The roughly 60 million people who make their homes in rural communities across the United States are often faced with a unique set of challenges to the goal of achieving and maintaining good health. For example, rural Americans are statistically more likely to have a chronic illness than the general population, while simultaneously being less likely to have adequate insurance coverage. Rural Americans are also more likely to be living under the federal poverty line, which impacts their health outcomes in a variety of ways.
In addition to social determinants of health such as chronic illness and poverty, individuals in rural communities often face challenges to simply access adequate healthcare. Because of the widespread nature of rural communities, many individuals face challenges getting to the doctor. This barrier is compounded by the fact that few rural communities have public transportation. If a rural patient is in need of a specialty care, the distances become even greater as few specialists practice outside of metropolitan areas with large patient bases.

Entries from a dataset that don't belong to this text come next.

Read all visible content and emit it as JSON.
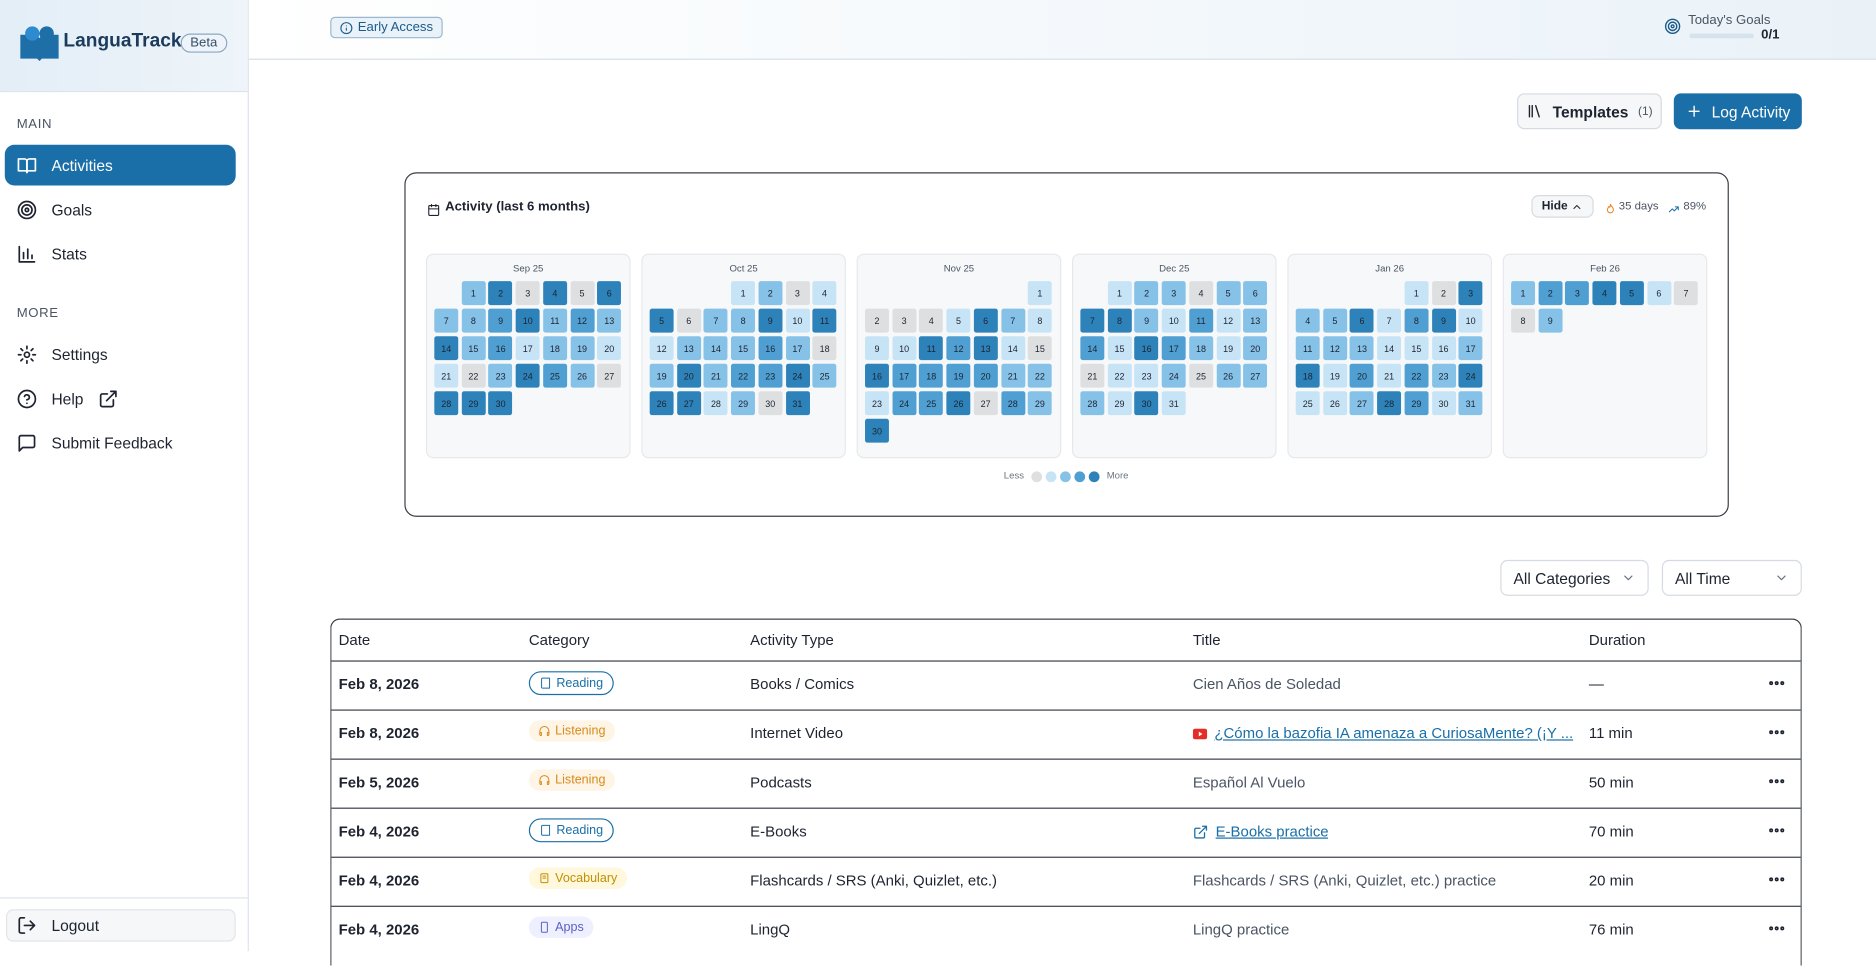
{
  "sidebar": {
    "brand": "LanguaTracker",
    "badge": "Beta",
    "sections": [
      {
        "heading": "MAIN",
        "items": [
          "Activities",
          "Goals",
          "Stats"
        ]
      },
      {
        "heading": "MORE",
        "items": [
          "Settings",
          "Help",
          "Submit Feedback"
        ]
      }
    ],
    "logout": "Logout"
  },
  "topbar": {
    "early_access": "Early Access",
    "goals_label": "Today's Goals",
    "goals_value": "0/1"
  },
  "toolbar": {
    "templates": "Templates",
    "templates_count": "(1)",
    "log_activity": "Log Activity"
  },
  "heatmap": {
    "title": "Activity (last 6 months)",
    "hide": "Hide",
    "streak": "35 days",
    "rate": "89%",
    "level_colors": [
      "#dedfe1",
      "#c7e4f7",
      "#86c1e7",
      "#4f9fd3",
      "#2e82ba"
    ],
    "months": [
      {
        "label": "Sep 25",
        "days": [
          1,
          2,
          3,
          4,
          5,
          6,
          7,
          8,
          9,
          10,
          11,
          12,
          13,
          14,
          15,
          16,
          17,
          18,
          19,
          20,
          21,
          22,
          23,
          24,
          25,
          26,
          27,
          28,
          29,
          30
        ],
        "levels": [
          2,
          4,
          0,
          4,
          0,
          4,
          2,
          2,
          3,
          4,
          2,
          3,
          2,
          4,
          2,
          3,
          1,
          2,
          2,
          1,
          1,
          0,
          2,
          4,
          3,
          2,
          0,
          4,
          4,
          4
        ]
      },
      {
        "label": "Oct 25",
        "days": [
          1,
          2,
          3,
          4,
          5,
          6,
          7,
          8,
          9,
          10,
          11,
          12,
          13,
          14,
          15,
          16,
          17,
          18,
          19,
          20,
          21,
          22,
          23,
          24,
          25,
          26,
          27,
          28,
          29,
          30,
          31
        ],
        "levels": [
          1,
          2,
          0,
          1,
          4,
          0,
          2,
          2,
          4,
          1,
          4,
          1,
          2,
          2,
          2,
          3,
          2,
          0,
          2,
          4,
          2,
          3,
          3,
          4,
          2,
          4,
          4,
          1,
          2,
          0,
          4
        ]
      },
      {
        "label": "Nov 25",
        "days": [
          1,
          2,
          3,
          4,
          5,
          6,
          7,
          8,
          9,
          10,
          11,
          12,
          13,
          14,
          15,
          16,
          17,
          18,
          19,
          20,
          21,
          22,
          23,
          24,
          25,
          26,
          27,
          28,
          29,
          30
        ],
        "levels": [
          1,
          0,
          0,
          0,
          1,
          4,
          2,
          1,
          1,
          1,
          4,
          3,
          4,
          1,
          0,
          4,
          3,
          3,
          3,
          3,
          2,
          2,
          1,
          3,
          3,
          4,
          0,
          3,
          2,
          4
        ]
      },
      {
        "label": "Dec 25",
        "days": [
          1,
          2,
          3,
          4,
          5,
          6,
          7,
          8,
          9,
          10,
          11,
          12,
          13,
          14,
          15,
          16,
          17,
          18,
          19,
          20,
          21,
          22,
          23,
          24,
          25,
          26,
          27,
          28,
          29,
          30,
          31
        ],
        "levels": [
          1,
          2,
          2,
          0,
          2,
          2,
          4,
          4,
          2,
          1,
          3,
          1,
          2,
          3,
          1,
          4,
          3,
          2,
          1,
          2,
          0,
          1,
          1,
          2,
          0,
          2,
          2,
          2,
          1,
          4,
          1
        ]
      },
      {
        "label": "Jan 26",
        "days": [
          1,
          2,
          3,
          4,
          5,
          6,
          7,
          8,
          9,
          10,
          11,
          12,
          13,
          14,
          15,
          16,
          17,
          18,
          19,
          20,
          21,
          22,
          23,
          24,
          25,
          26,
          27,
          28,
          29,
          30,
          31
        ],
        "levels": [
          1,
          0,
          4,
          2,
          2,
          4,
          1,
          3,
          4,
          1,
          2,
          2,
          2,
          1,
          1,
          1,
          2,
          4,
          1,
          3,
          1,
          3,
          2,
          4,
          1,
          1,
          2,
          4,
          3,
          1,
          2
        ]
      },
      {
        "label": "Feb 26",
        "days": [
          1,
          2,
          3,
          4,
          5,
          6,
          7,
          8,
          9
        ],
        "levels": [
          2,
          3,
          3,
          4,
          4,
          1,
          0,
          0,
          2
        ]
      }
    ],
    "legend_less": "Less",
    "legend_more": "More"
  },
  "filters": [
    "All Categories",
    "All Time"
  ],
  "table": {
    "columns": [
      "Date",
      "Category",
      "Activity Type",
      "Title",
      "Duration"
    ],
    "rows": [
      {
        "date": "Feb 8, 2026",
        "category": "Reading",
        "type": "Books / Comics",
        "title": "Cien Años de Soledad",
        "duration": "—"
      },
      {
        "date": "Feb 8, 2026",
        "category": "Listening",
        "type": "Internet Video",
        "title": "¿Cómo la bazofia IA amenaza a CuriosaMente? (¡Y ...",
        "duration": "11 min",
        "title_icon": "youtube"
      },
      {
        "date": "Feb 5, 2026",
        "category": "Listening",
        "type": "Podcasts",
        "title": "Español Al Vuelo",
        "duration": "50 min"
      },
      {
        "date": "Feb 4, 2026",
        "category": "Reading",
        "type": "E-Books",
        "title": "E-Books practice",
        "duration": "70 min",
        "title_icon": "external"
      },
      {
        "date": "Feb 4, 2026",
        "category": "Vocabulary",
        "type": "Flashcards / SRS (Anki, Quizlet, etc.)",
        "title": "Flashcards / SRS (Anki, Quizlet, etc.) practice",
        "duration": "20 min"
      },
      {
        "date": "Feb 4, 2026",
        "category": "Apps",
        "type": "LingQ",
        "title": "LingQ practice",
        "duration": "76 min"
      }
    ]
  }
}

Where Are All the Doctors?
Not only are travel distances a problem, there are simply fewer doctors in rural areas. According to the National Rural Health Association, there are 39.8 physicians for every 100,000 people in rural areas, as compared to 55.3 physicians per 100,000 people living in urban areas. As serious as the physician shortage is now, it is actually getting worse. Since 2010, 83 hospitals have closed in rural areas with hundreds more at risk because of the challenges of managing costs and maintaining steady revenue in a lower population area.
The doctor shortage and shrinking hospital count are having serious impacts on rural communities. For instance, fewer hospitals means less available emergency care, in some areas it may take 30 minutes or more for an ambulance to arrive at the scene of an emergency. The impact of this shortage can perhaps best be seen in the cases of substance abuse. Residents in rural communities are less likely to abuse opioids than individuals living in urban areas, but they are more likely to die from an overdose. There are a number of reasons for this, but one of them is a lack of immediate access to emergency services.
Along with emergency care, shortages of behavioral health resources are impacting communities. For example, in Mississippi there are a limited number of state-funded community mental health clinics in rural areas and so adolescents with mental health needs must either wait for months for the opportunity to meet with a provider or be admitted to a psychiatric institution that is most likely far from their home.
So What Is Being Done?
One step towards helping rural Americans achieve better health outcomes is a shift in focus. As part of that shift, the Centers for Medicare and Medicaid (CMS) recently announced a new agency-wide Rural Health Strategy. This new strategy was designed with the cooperation of rural healthcare providers and patients and is designed to “apply a rural lens to CMS programs and policies.” By keeping rural residents in mind when creating policies and programs, CMS hopes to improve access to quality healthcare, while also proactively preventing the types of unintended consequences that rural health providers have often faced in the past.
Strategy shifts are also taking place among providers and healthcare networks as they look to address rural health challenges through technology. Telehealth software allows for patients to consult with doctors, often specialists, remotely from a local clinic, community hospital, or even occasionally from their own home. This ability for patients to work with doctors without having to leave their communities is opening up new opportunities for rural residents to access a wide variety of specialists, while also lowering costs through avoiding expensive patient transfer procedures or other travel related costs.
Telehealth is even being utilized by school districts, particularly in the field of behavioral health. Many rural schools across the country face a severe shortage of qualified school counselors, leaving students who would benefit from counseling services without an available option. To address this trend, Utah recently passed a law to open up more options for rural schools to provide counseling resources on site by implementing telehealth technology.
As promising as telehealth is, so far it is not the perfect solution for rural communities. For instance, telehealth communication relies on having a dependable high-speed internet connection that is simply not available yet in many rural communities. Until the infrastructure to provide broadband access reaches the most remote areas of the country, there will still be thousands of patients outside of the reach of telehealth.
Another barrier to implementing telehealth in many rural communities is cost. Though there are tangible cost savings available when using a telehealth program, the initial investment to purchase and implement telehealth software can be prohibitive for all but the largest healthcare networks. One non-profit in Georgia hopes they have found a solution to this barrier. Global Partnership for Telehealth has actually developed their own telehealth software that is designed to be affordable to rural communities. The developers themselves admit that their software will probably never compete with the telehealth suites developed by large software companies, but their goal was simply to provide an affordable option for community health clinics, schools, and small practices that are looking for a way to expand healthcare access on a limited budget.
The challenges that face rural communities and rural healthcare networks are not going anywhere. But by focusing on their unique needs and utilizing solutions such as new technologies, the one fifth of Americans who call rural communities home can have the opportunity to have access to quality healthcare resources.